Greater Profitability and Worker Safety with Visual AI

Greater Profitability and Worker Safety with Visual AI

Using visual AI with CCTV cameras can turn the technology into a proactive analytical asset.

Despite stringent workplace safety initiatives and regulations, injuries continue to occur at job sites across the U.S. The National Safety Council (NSC), a U.S. nonprofit safety advocate, reported that the total cost of work injuries in 2019 was $171 billion, which includes wage and productivity losses and medical and administrative expenses. With 15 percent of all workplace incidents, manufacturing holds one of the highest rates of workplace injuries.
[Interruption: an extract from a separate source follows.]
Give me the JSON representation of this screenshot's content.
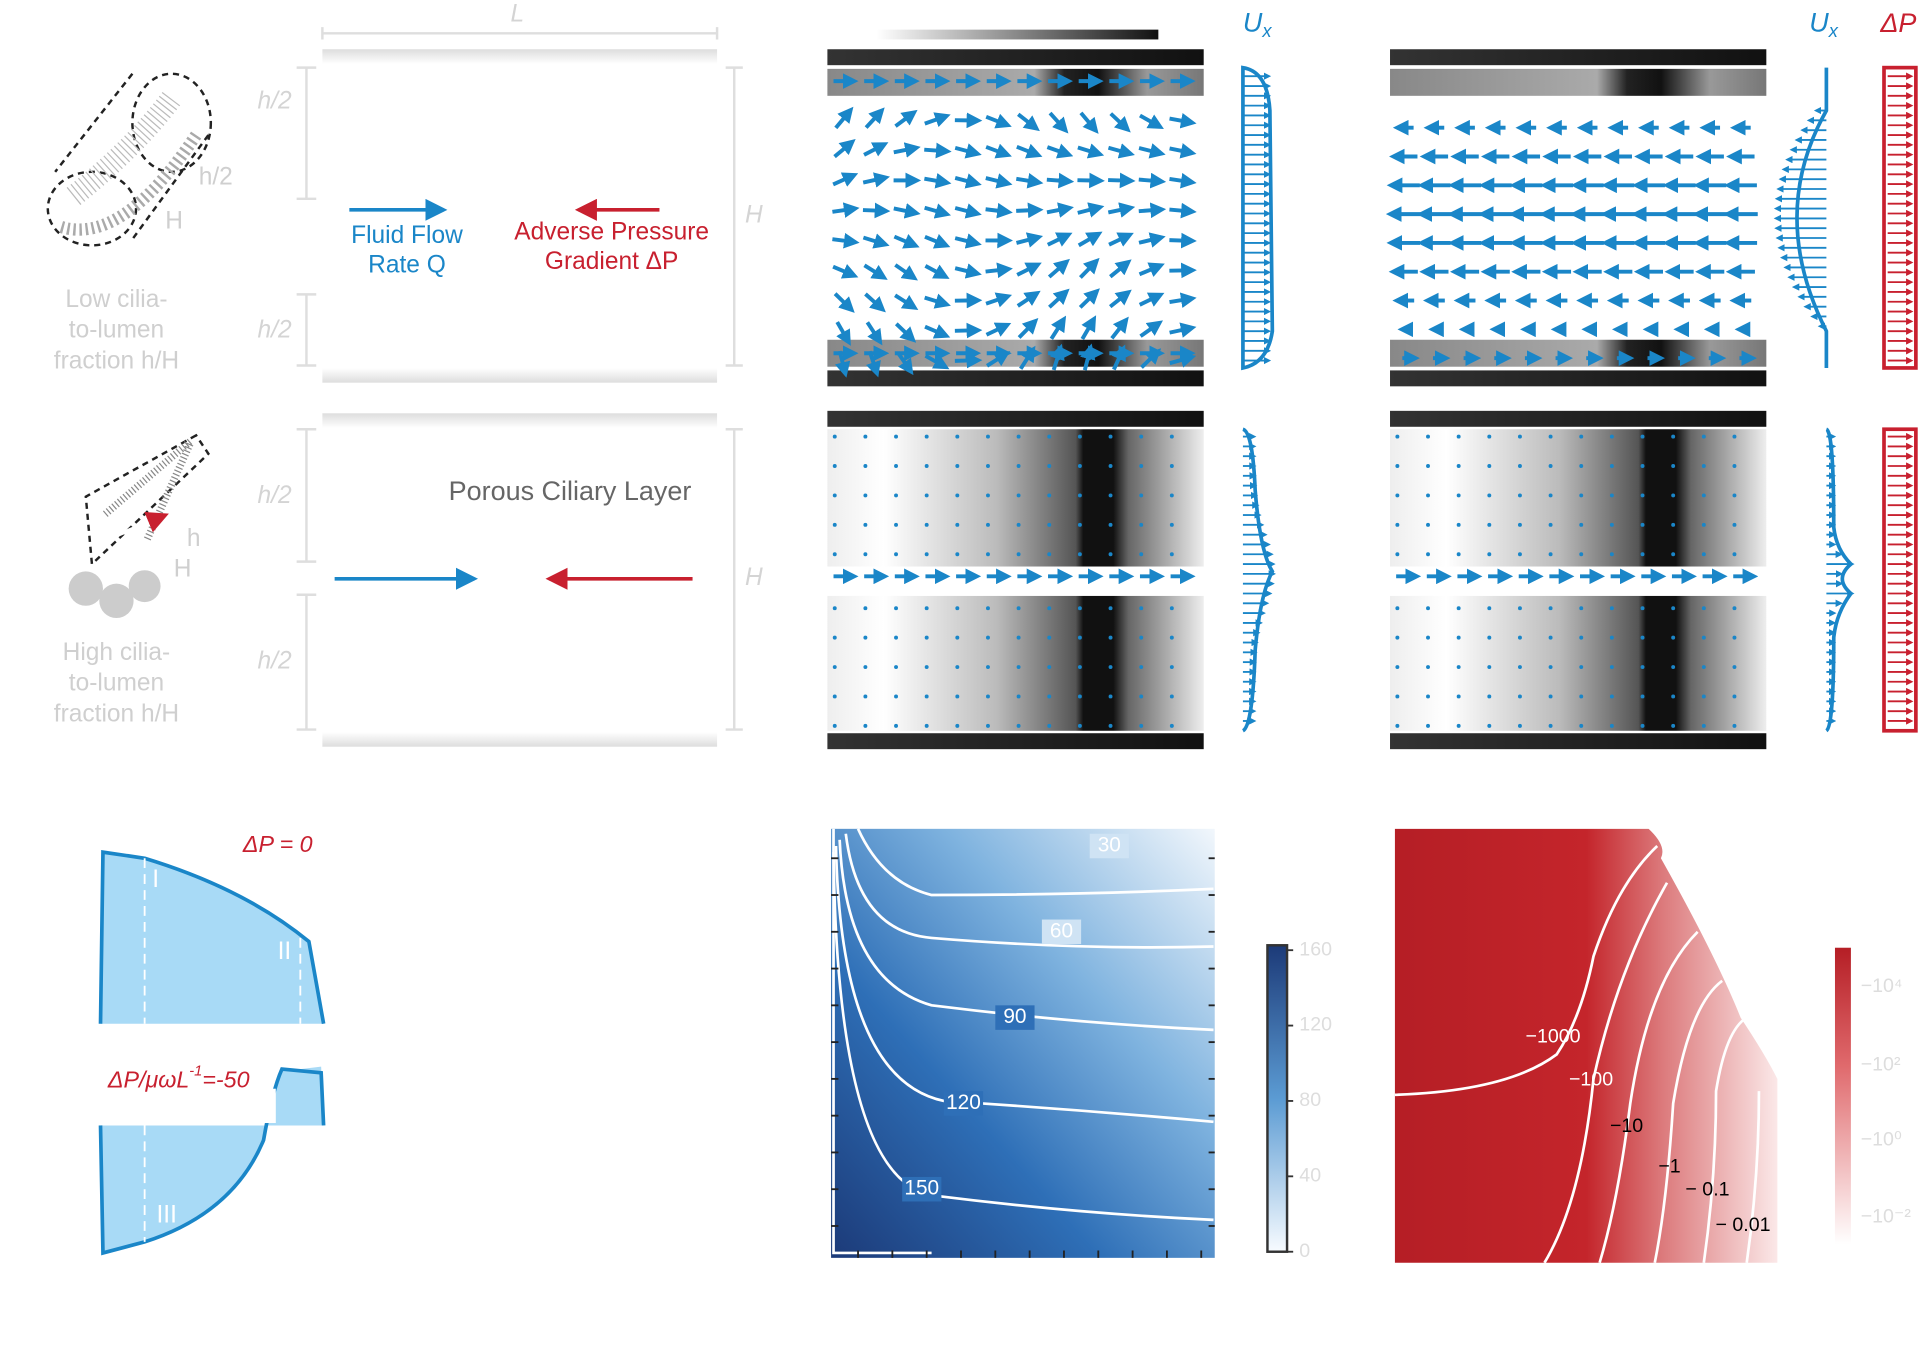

In the 11 months from October 2019 to September 2020, there were more than 10,000 OSHA violations in the manufacturing sector, resulting in employers spending an average of $120,000 for each workplace injury and nearly $38 million in penalties industry-wide.

NSC reports that the leading causes of work-related injuries are overexertion, slips, trips, falls and contact with objects and equipment. Fatigue and stress also contribute to issues in manufacturing facilities, including failure to comply with lockout/tagout procedures of hazardous electrical, mechanical, chemical and other energy sources; improper respiratory protection, which was exceptionally high during the COVID-19 pandemic; disengaged machine guards to prevent bodily injuries; and incidents with powered industrial trucks, forklifts and other vehicles.

Although the manufacturing industry has always embraced technological advances that have driven the industry forward, primarily scientific, industrial and engineering advances, traditional means of processing information are insufficient to provide real-time actional recommendations. Also, manually managing safety audits, inspections and behavior-based safety observations is inadequate.

Other areas that plague manufacturers are quality control and operational throughput—which go hand in hand.

Quality control cannot be understated. By adopting processes and creating an environment where management and employees strive for perfection, customers deservedly receive defect-free products that meet their needs. It requires rigorous personnel training, creating and meeting product quality benchmarks and examining products for statistically significant variations. Throughput rates are an indicator of factory performance. They are the number one metric for assessing the quality of a production line. It signals overall plant efficiency and demonstrates whether the facility can progress at the rate of customer demand.

Visual artificial intelligence (AI), computer vision, has become a game changer for discrete and process manufacturers. In utilizing visual AI, manufacturers are realizing greater efficiencies, real-time demand forecasting, higher product quality, inventory management, improved safety and reduced downtime.

The manufacturing industry was an early adopter of video camera surveillance to replace security guards and other traditional security technologies. Closed-circuit televisions (CCTVs) currently provide around-the-clock surveillance of hazardous areas. They are also used as management, quality control and safety guideline insurance tools but are limited by their scope. The traditional approach to CCTVs was to collect and store visual data, but only if the basic CCTV camera is pointed at the appropriate areas and staff is dedicated to watching them at all hours of every day, they provide retrospective evidence.

In arming existing CCTV systems with visual AI, computers and systems can capture and interpret meaningful information from image and video data and respond accordingly. The role of computer vision within AI is to “see and understand” camera input.

CCTV cameras equipped with AI capabilities are transformed into proactive analytical assets that provide actionable insights and automated alerts to manage risk, processes and operations better. By applying machine learning models to images and videos like those captured by CCTV cameras, the system monitors operations 24/7/365 to accurately identify and classify objects and scenarios and decide the next best action to take based on what the cameras pick up. Deep learning models exploit the hierarchical nature of vision—automatically learning low-to-high-level features from which advanced computer vision tasks are composed and attain levels of performance and accuracy that exceed human vision.

Implementing a visual AI platform should easily scale within a manufacturing operational framework and be fully customized for high-ROI applications specific to individual business needs. It also needs to have the capability of understanding and reacting to complex scenes and multi-frame activities to proactively correct problems and situations before they happen.